Belki bu gece T4'e geri dönerim!

Barajas Havalimanı'nın 4. Terminali'ndeki durumla ilgili alarm zilleri çalmaya başladı. Beş yüz evsiz insan , yatak böcekleri, çöpler ve bazı şiddet sahneleriyle çevrili olarak, taşıma bantlarında, tuvaletlerde ve kamusal alanlarda sıkışmış durumda.
Sorun havalimanı terminalinin altyapısı veya güvenliği değil; Asıl vahim ve aşikar olan , yetersiz sosyal hizmetlerin başarısızlığıdır.
Son yıllarda, özellikle Madrid gibi gerçek sosyal politikalarla elde edilen seçim faydalarının sıfır olduğu anlaşılan toplumlarda, bu kamusal hizmetlerin giderek ortadan kaldırıldığına tanık oluyoruz. Ama bir an durup, belki de başka yerlerde pek de rahatsızlık vermeyecekleri için göremediğimiz o 500 kişinin gerçekliğini analiz edelim ve o zaman neden havaalanında olduklarını anlayalım.
Aynı durumda ve farklı koşullarda farklı gruplarla karşılaşabiliriz; ancak hepsinin ortak noktası, refahımızın bir direği olan sosyal hizmetleri, kasıtlı veya kasıtsız olarak ihmal eden başarısız kurumlardır .
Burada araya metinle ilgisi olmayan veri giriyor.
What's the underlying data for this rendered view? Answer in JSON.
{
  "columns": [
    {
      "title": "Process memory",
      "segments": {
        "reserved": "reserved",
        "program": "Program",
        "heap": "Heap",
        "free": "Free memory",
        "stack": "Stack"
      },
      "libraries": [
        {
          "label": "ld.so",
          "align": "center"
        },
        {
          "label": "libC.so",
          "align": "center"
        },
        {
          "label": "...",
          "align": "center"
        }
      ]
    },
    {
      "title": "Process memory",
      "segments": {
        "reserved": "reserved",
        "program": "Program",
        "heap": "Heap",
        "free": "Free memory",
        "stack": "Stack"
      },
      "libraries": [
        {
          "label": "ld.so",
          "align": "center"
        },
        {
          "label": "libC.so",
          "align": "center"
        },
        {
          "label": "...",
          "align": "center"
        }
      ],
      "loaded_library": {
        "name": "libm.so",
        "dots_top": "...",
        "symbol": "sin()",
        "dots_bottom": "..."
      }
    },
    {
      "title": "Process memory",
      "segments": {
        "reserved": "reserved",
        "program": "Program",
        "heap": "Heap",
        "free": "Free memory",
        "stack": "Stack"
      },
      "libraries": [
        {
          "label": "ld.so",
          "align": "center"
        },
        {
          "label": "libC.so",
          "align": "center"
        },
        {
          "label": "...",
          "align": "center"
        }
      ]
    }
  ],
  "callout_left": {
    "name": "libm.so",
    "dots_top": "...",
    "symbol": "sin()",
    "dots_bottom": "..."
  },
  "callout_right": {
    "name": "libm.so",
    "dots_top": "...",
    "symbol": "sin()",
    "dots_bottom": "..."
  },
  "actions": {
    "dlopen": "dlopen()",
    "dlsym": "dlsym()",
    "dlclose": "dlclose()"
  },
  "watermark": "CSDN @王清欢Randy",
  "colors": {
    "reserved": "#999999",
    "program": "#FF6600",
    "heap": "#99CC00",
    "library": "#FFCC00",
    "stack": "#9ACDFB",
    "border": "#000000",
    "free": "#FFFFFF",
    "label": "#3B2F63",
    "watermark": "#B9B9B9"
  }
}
Bunların arasında sistemin terk ettiği akıl hastaları da var. Bizim desteklediğimiz cesur ve ileri bir model, kaynak yetersizliği ve kapsamlı tedaviyi alamayan hastaları dışarıda bırakması nedeniyle yetersiz kaldı. İkinci olarak, bağımlılıkları olan ve bağımlılıklarıyla bağdaşmayan kurallara uyulmasını gerektiren (dolup taşan) kamusal barınak ağlarına erişmek istemeyen kişilerle karşılaşıyoruz.
Üçüncü grup ise, yıllarca yoksulluk ve dışlanmanın ardından, kendilerinin kurtulmasının imkânsız olduğu bir girdabın içinde bulan insanlardan oluşuyor. Ve son olarak, inanılmaz, biliyorum, her sabah o umumi tuvaletlerde yıkanan ve ofisimizi temizleyen, alışveriş yaptığımız süpermarketi yeniden dolduran veya kahvaltıda bize kahve servisi yapan çalışan yoksullar var.
Çalışmanın onurlu olduğunu savunduğumuz bir toplumda, çaba kültüründen bahsediyoruz, hatta bazen çalışmak istemeyen insanlar olduğunu duyuyoruz, uzun bir iş gününün ardından eve, kanepeye veya yatağa değil, bir havaalanı terminaline, bir istasyona veya gidebilecekleri başka bir yere varan insanlarla tanışıyoruz; çünkü yemek yemek ile başlarını sokacak bir çatı arasında seçim yapmak zorunda kalıyorlar.
Sorumlunun kim olduğunu kendimize sormaya devam ediyoruz çünkü sosyal hizmetlerin başarısız olduğunu, bazı topluluklarda ve belediyelerde sosyal konut politikasının olmadığını, konut erişimiyle ilgili anayasal sorumluluğun diğer çalışanların omuzlarına bırakıldığını (başka bir gün bundan bahsetmek için duracağım) ve yıllardır İspanya'daki çalışan yoksulların gerçekliğini görmeyi reddettiğimizi, hayran olduğum Mújica'nın söylediklerine dalmış olduğumuzu, daha fazla çalışıp daha az yaşamamız gerektiğini daha fazla ihtiyaç duyduğumuzu kabul etmek istemiyoruz.
En azından bir an için, kahvenizi yapan veya çöplerinizi boşaltan garsonun bu gece Terminal 4'e geri dönebileceğini düşünün.